In seiner Funktion als Obmann der Niere Oberösterreich möchte Brettbacher gemeinsam mit dem gesamten Team Nierenerkrankten und ihren Angehörigen bei Fragen zu einem „guten“ Leben und zur Integration der Diagnose im und in den Alltag zur Seite stehen.
Zahlen und Fakten:
Die Nierentransplantation (NTx) ist ein spitzenmedizinisches und hochkomplexes Therapieverfahren. Sie ist für jene Patient*innen angezeigt, die dialysepflichtig sind bzw. deren Organ unter anderem aufgrund einer Glomerulonephritis, einer diabetischen Nephropathie oder wegen Zystennieren versagt.
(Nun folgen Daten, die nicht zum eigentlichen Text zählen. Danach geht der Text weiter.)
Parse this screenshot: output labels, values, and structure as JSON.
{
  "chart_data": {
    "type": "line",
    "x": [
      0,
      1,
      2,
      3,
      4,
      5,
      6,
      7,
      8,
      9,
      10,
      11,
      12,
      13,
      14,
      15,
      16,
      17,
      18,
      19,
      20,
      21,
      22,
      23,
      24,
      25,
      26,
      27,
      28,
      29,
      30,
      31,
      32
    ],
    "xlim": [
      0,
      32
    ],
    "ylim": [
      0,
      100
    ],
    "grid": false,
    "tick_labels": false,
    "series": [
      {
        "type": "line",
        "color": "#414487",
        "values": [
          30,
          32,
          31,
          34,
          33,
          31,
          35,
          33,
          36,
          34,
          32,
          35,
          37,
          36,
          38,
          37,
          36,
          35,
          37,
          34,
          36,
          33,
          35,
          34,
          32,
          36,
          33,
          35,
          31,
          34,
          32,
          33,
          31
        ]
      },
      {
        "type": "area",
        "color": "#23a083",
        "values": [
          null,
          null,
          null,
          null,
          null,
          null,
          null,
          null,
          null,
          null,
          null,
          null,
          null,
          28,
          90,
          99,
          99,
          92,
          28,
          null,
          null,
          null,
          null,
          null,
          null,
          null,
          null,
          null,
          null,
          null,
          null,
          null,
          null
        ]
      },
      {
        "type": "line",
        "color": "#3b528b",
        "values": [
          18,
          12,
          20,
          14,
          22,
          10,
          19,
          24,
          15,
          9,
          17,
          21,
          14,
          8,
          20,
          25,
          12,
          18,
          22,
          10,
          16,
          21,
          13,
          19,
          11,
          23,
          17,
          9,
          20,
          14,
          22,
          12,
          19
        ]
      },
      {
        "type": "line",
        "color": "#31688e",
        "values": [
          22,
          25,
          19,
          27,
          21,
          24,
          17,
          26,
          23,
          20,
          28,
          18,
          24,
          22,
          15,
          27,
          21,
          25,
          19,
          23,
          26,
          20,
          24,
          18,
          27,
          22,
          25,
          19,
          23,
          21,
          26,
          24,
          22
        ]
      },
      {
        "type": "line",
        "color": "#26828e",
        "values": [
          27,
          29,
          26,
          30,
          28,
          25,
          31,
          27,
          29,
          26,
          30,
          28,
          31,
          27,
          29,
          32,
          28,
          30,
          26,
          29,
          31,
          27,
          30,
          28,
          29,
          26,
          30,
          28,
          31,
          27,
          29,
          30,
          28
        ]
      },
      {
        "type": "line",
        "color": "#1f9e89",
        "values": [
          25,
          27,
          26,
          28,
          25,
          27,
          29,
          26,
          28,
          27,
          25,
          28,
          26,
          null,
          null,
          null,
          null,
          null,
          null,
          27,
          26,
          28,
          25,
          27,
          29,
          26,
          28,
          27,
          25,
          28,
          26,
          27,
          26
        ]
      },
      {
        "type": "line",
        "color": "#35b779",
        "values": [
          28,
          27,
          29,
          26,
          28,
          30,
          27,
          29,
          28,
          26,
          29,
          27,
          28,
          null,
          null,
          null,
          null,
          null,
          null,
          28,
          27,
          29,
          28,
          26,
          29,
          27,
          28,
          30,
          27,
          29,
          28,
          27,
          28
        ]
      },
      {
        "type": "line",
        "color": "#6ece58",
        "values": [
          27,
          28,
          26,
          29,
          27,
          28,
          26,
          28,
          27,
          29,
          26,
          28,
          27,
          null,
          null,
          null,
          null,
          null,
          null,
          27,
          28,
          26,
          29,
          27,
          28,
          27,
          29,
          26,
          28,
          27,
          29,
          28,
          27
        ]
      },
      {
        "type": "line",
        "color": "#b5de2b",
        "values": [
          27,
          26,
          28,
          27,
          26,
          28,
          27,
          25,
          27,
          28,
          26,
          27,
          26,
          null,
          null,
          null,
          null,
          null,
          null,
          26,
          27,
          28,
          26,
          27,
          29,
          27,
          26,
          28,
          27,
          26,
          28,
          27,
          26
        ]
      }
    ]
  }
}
1954: Erste erfolgreiche Nierentransplantation beim Menschen mit Langzeitüberleben; Joseph Murray, Boston
Seit 1961: Dialyse am Ordensklinikum Linz Elisabethinen
1962: Erste erfolgreiche Transplantation einer Niere eines frisch Verstorbenen
16.5.1974: Erste Transplantation am Ordensklinikum Linz Elisabethinen; Spenderniere funktionierte 18 Jahre
1980er-Jahre: Neue Ära der Transplantationsmedizin durch neu entdeckten Inhaltsstoff, mit dem die Abstoßung eines Organs wesentlich gezielter unterdrückt werden konnte.